PV Fire Protection
Flame-retardant material systems for safe building-integrated photovoltaics
Projektpartner
- Polymer Competence Center Leoben GmbH, Coordinator
- Lenzing Plastics GmbH & Co KG
- Sonnenkraft GmbH
Motivation and Goals
The integration of photovoltaics into buildings and infrastructure plays a key role in achieving national and European climate targets. Rooftops and façades offer a large untapped potential for renewable energy generation. However, the widespread adoption of building-integrated photovoltaics is often limited by fire safety requirements. In particular, high-rise buildings and safety-critical facilities require solutions that meet strict building regulations and safety standards.
The PV Fire Safety project addresses this challenge by developing innovative materials and module designs with improved fire performance. By integrating flame-retardant additives, non-combustible materials, and optimized module structures, the project aims to create PV modules that provide significantly enhanced fire safety while maintaining the performance, reliability, and manufacturability required for modern photovoltaic systems.
Main Goals
The primary goal of the project is the development and validation of photovoltaic modules with improved fire safety for building-integrated applications. Key objectives include:
- Development of halogen-free flame-retardant encapsulation materials for PV modules
- Integration of non-combustible materials and functional fillers to improve fire behavior
- Reduction of combustible polymer layers within the module structure
- Ensuring electrical performance, processability, and long-term reliability of the modules
These approaches aim to enable PV modules that do not produce flaming droplets during combustion, achieve high fire classifications, and remain compatible with industrial manufacturing processes.
Objectives and Approach
The project begins with the identification and selection of suitable flame-retardant additives and non-combustible materials that can be integrated into typical encapsulation polymers used in PV modules. Based on these materials, new formulations will be developed and processed into encapsulation films.

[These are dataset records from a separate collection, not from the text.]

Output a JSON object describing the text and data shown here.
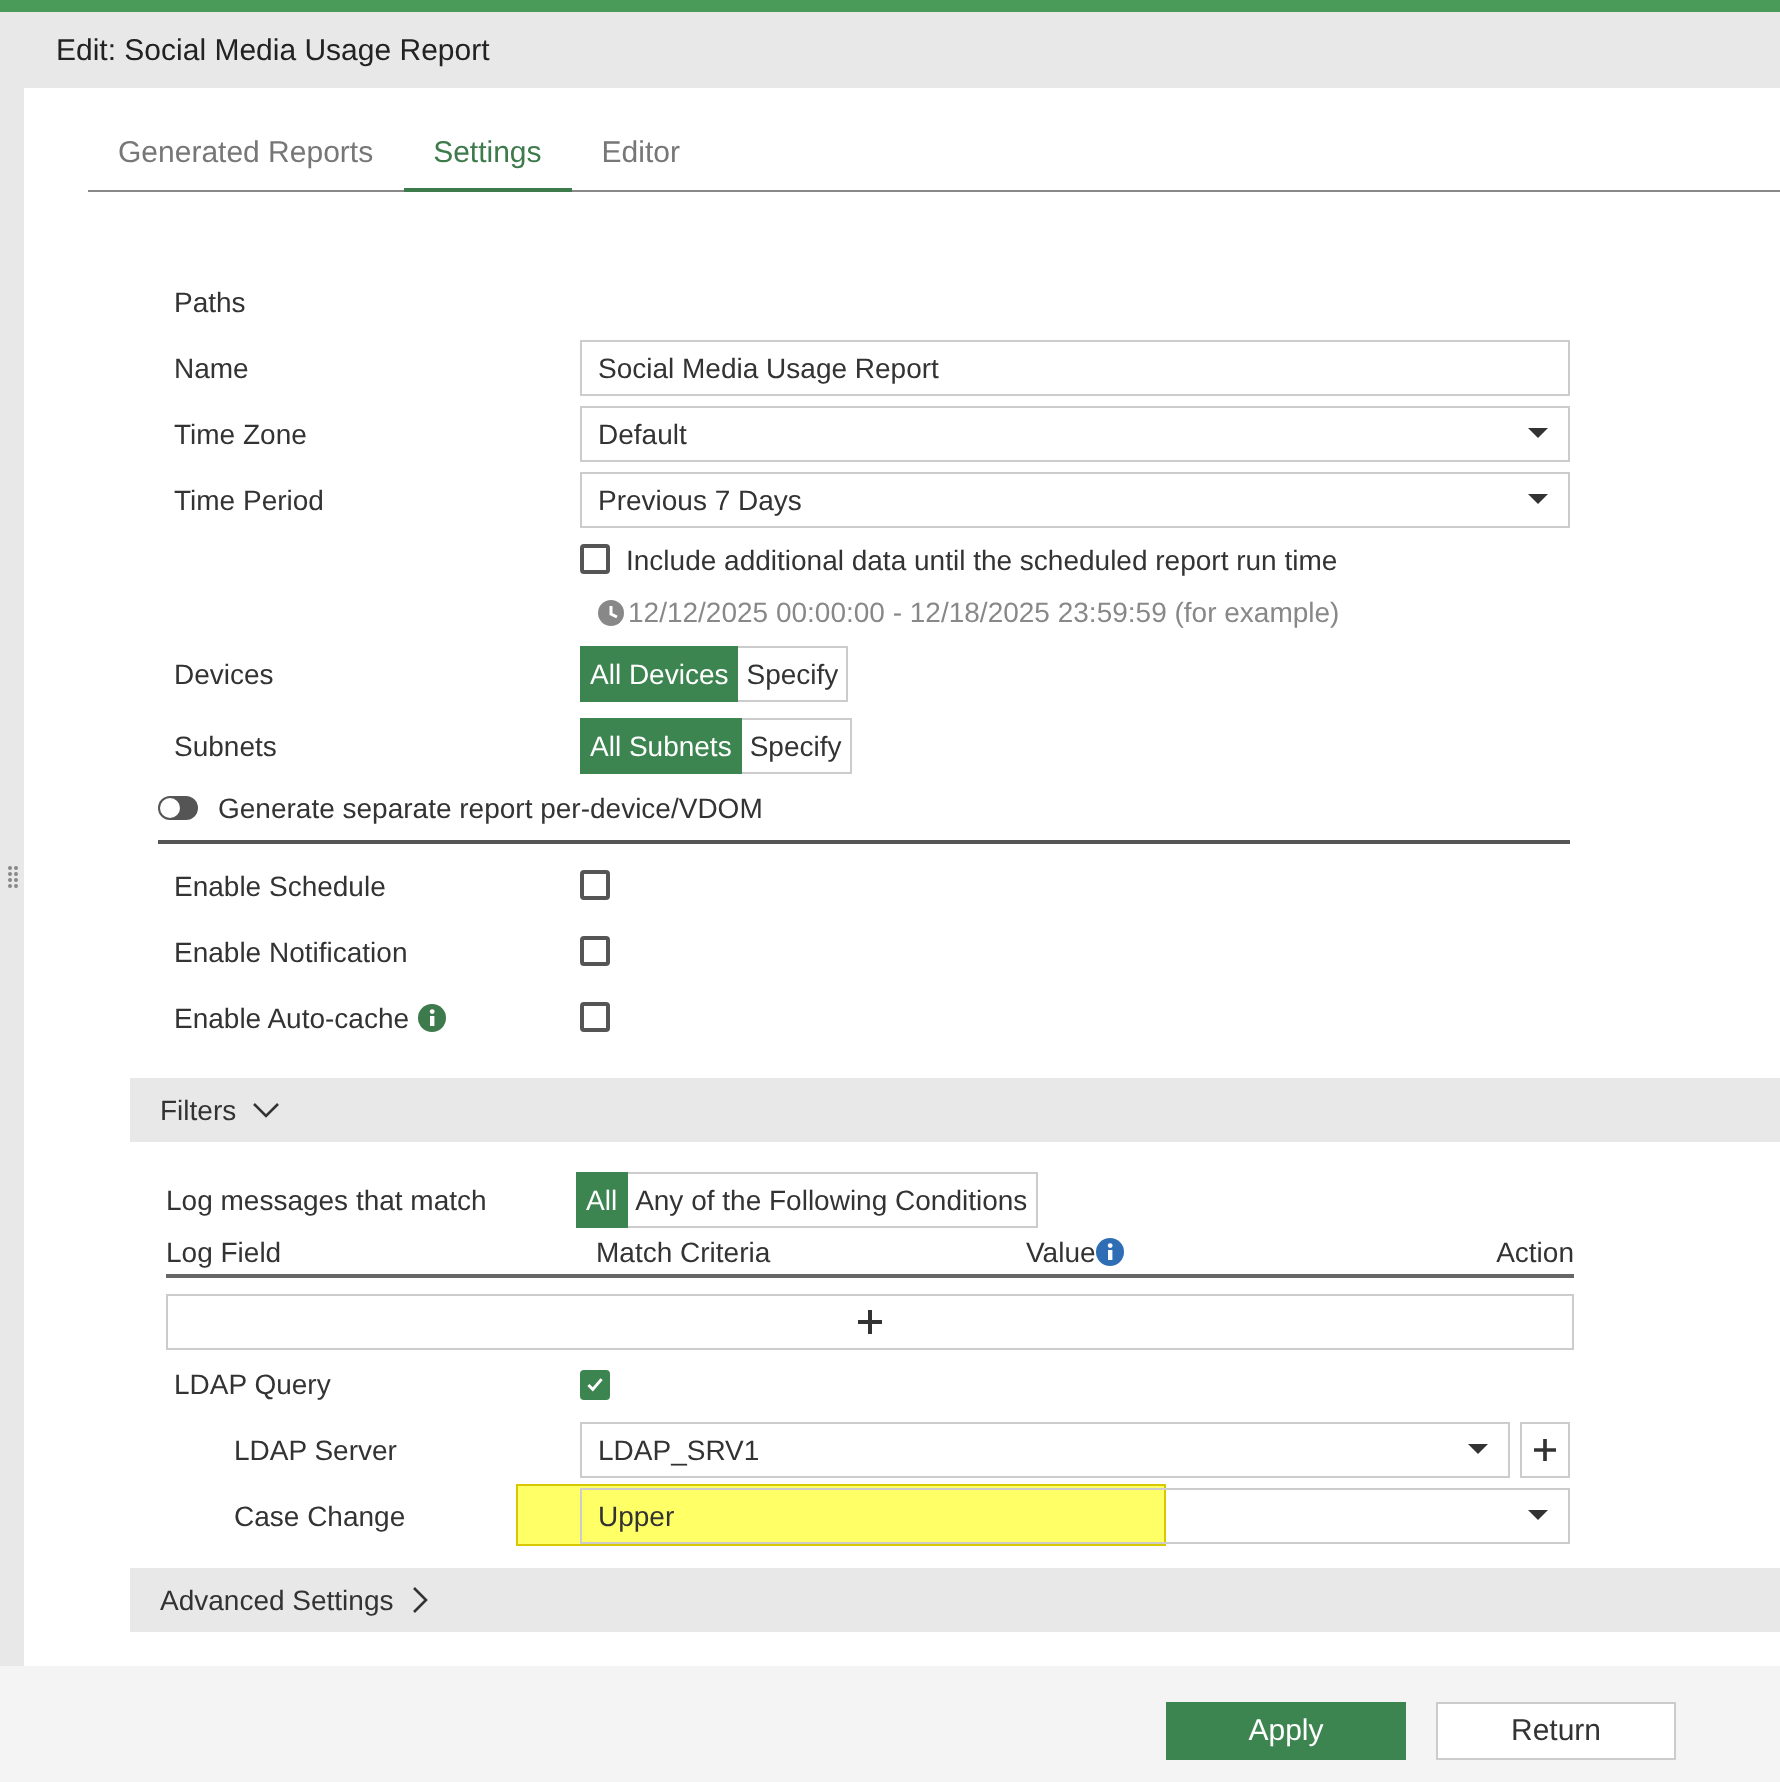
{
  "title": "Edit: Social Media Usage Report",
  "tabs": [
    {
      "label": "Generated Reports",
      "selected": false
    },
    {
      "label": "Settings",
      "selected": true
    },
    {
      "label": "Editor",
      "selected": false
    }
  ],
  "settings": {
    "paths_label": "Paths",
    "fields": [
      {
        "kind": "text",
        "label": "Name",
        "value": "Social Media Usage Report"
      },
      {
        "kind": "select",
        "label": "Time Zone",
        "value": "Default"
      },
      {
        "kind": "select",
        "label": "Time Period",
        "value": "Previous 7 Days"
      }
    ],
    "include_data": {
      "label": "Include additional data until the scheduled report run time",
      "checked": false
    },
    "example_range": "12/12/2025 00:00:00 - 12/18/2025 23:59:59 (for example)",
    "toggles": [
      {
        "label": "Devices",
        "options": [
          {
            "label": "All Devices",
            "selected": true
          },
          {
            "label": "Specify",
            "selected": false
          }
        ]
      },
      {
        "label": "Subnets",
        "options": [
          {
            "label": "All Subnets",
            "selected": true
          },
          {
            "label": "Specify",
            "selected": false
          }
        ]
      }
    ],
    "separate_report": {
      "label": "Generate separate report per-device/VDOM",
      "on": false
    },
    "checkboxes": [
      {
        "label": "Enable Schedule",
        "checked": false,
        "info": false
      },
      {
        "label": "Enable Notification",
        "checked": false,
        "info": false
      },
      {
        "label": "Enable Auto-cache",
        "checked": false,
        "info": true
      }
    ]
  },
  "filters": {
    "title": "Filters",
    "expanded": true,
    "match_label": "Log messages that match",
    "match_options": [
      {
        "label": "All",
        "selected": true
      },
      {
        "label": "Any of the Following Conditions",
        "selected": false
      }
    ],
    "columns": [
      {
        "label": "Log Field",
        "info": false
      },
      {
        "label": "Match Criteria",
        "info": false
      },
      {
        "label": "Value",
        "info": true
      },
      {
        "label": "Action",
        "info": false
      }
    ],
    "ldap_query": {
      "label": "LDAP Query",
      "checked": true
    },
    "ldap_fields": [
      {
        "label": "LDAP Server",
        "value": "LDAP_SRV1",
        "add_button": true,
        "highlighted": false
      },
      {
        "label": "Case Change",
        "value": "Upper",
        "add_button": false,
        "highlighted": true
      }
    ]
  },
  "advanced": {
    "title": "Advanced Settings",
    "expanded": false
  },
  "buttons": [
    {
      "label": "Apply",
      "kind": "primary"
    },
    {
      "label": "Return",
      "kind": "secondary"
    }
  ]
}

These materials will then be integrated into photovoltaic modules and laminated under realistic production conditions. The resulting test modules will undergo extensive characterization, including electrical performance measurements, mechanical load testing, and accelerated aging and reliability tests.

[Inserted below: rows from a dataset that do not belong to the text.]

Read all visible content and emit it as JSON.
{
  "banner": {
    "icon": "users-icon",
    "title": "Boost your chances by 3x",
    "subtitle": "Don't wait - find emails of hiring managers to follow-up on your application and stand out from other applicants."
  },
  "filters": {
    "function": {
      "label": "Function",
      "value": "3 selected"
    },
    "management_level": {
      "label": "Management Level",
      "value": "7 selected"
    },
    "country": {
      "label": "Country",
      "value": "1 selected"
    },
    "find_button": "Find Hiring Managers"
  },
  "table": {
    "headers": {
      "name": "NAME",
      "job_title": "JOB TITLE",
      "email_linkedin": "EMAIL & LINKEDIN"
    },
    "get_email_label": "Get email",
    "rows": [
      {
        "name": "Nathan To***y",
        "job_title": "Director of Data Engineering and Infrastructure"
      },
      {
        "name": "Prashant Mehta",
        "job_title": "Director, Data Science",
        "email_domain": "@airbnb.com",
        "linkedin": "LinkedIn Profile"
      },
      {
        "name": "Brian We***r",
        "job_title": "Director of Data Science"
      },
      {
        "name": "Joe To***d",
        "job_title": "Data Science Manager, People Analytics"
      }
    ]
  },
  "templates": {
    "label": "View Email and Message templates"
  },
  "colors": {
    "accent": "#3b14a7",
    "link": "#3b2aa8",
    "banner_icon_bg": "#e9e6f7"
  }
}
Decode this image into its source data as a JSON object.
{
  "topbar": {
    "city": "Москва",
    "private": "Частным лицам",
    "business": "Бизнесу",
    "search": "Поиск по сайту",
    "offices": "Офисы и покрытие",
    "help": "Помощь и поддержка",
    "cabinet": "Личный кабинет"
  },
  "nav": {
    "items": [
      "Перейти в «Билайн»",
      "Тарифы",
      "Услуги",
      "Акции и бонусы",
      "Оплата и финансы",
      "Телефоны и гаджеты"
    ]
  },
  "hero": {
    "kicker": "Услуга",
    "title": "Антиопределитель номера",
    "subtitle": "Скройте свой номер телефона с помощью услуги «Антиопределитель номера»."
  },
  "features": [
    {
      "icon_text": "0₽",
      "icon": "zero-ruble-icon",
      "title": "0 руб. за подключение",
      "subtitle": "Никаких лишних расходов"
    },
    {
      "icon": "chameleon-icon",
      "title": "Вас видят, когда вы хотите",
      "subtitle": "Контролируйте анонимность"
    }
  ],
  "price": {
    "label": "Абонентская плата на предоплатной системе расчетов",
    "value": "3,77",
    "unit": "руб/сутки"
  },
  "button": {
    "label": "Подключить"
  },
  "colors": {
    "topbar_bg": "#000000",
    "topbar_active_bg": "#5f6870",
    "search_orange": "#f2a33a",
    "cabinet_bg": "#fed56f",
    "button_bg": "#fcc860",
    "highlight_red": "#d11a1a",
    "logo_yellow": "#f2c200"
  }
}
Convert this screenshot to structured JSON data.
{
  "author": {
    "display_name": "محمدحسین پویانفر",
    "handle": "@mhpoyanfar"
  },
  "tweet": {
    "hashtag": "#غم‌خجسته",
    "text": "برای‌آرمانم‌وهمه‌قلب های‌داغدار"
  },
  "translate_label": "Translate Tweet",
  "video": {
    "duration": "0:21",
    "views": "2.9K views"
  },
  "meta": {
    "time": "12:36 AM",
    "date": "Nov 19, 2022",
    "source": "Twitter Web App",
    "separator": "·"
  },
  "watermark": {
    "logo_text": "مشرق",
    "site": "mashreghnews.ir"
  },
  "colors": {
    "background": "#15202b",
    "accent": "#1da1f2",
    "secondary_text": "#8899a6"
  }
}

Finally, the developed solutions will be evaluated in terms of fire safety, environmental compatibility, and economic feasibility. The goal is to create safe and sustainable PV module solutions that facilitate the deployment of building-integrated photovoltaics in urban environments and enable new areas of application.
“By developing photovoltaic modules with improved fire safety, we aim to enable the safe and widespread use of building-integrated photovoltaics. Our goal is to create innovative material solutions that meet the highest safety standards while maintaining the performance and sustainability of modern PV technologies. In doing so, we contribute to the energy transition and strengthen the competitiveness of the European photovoltaic industry.”
Funding Body
The PV industrial façade project is funded by the Climate and Energy Fund (Energy Research Program 2023 represented by the FFG (project number FO999931161) as funding body.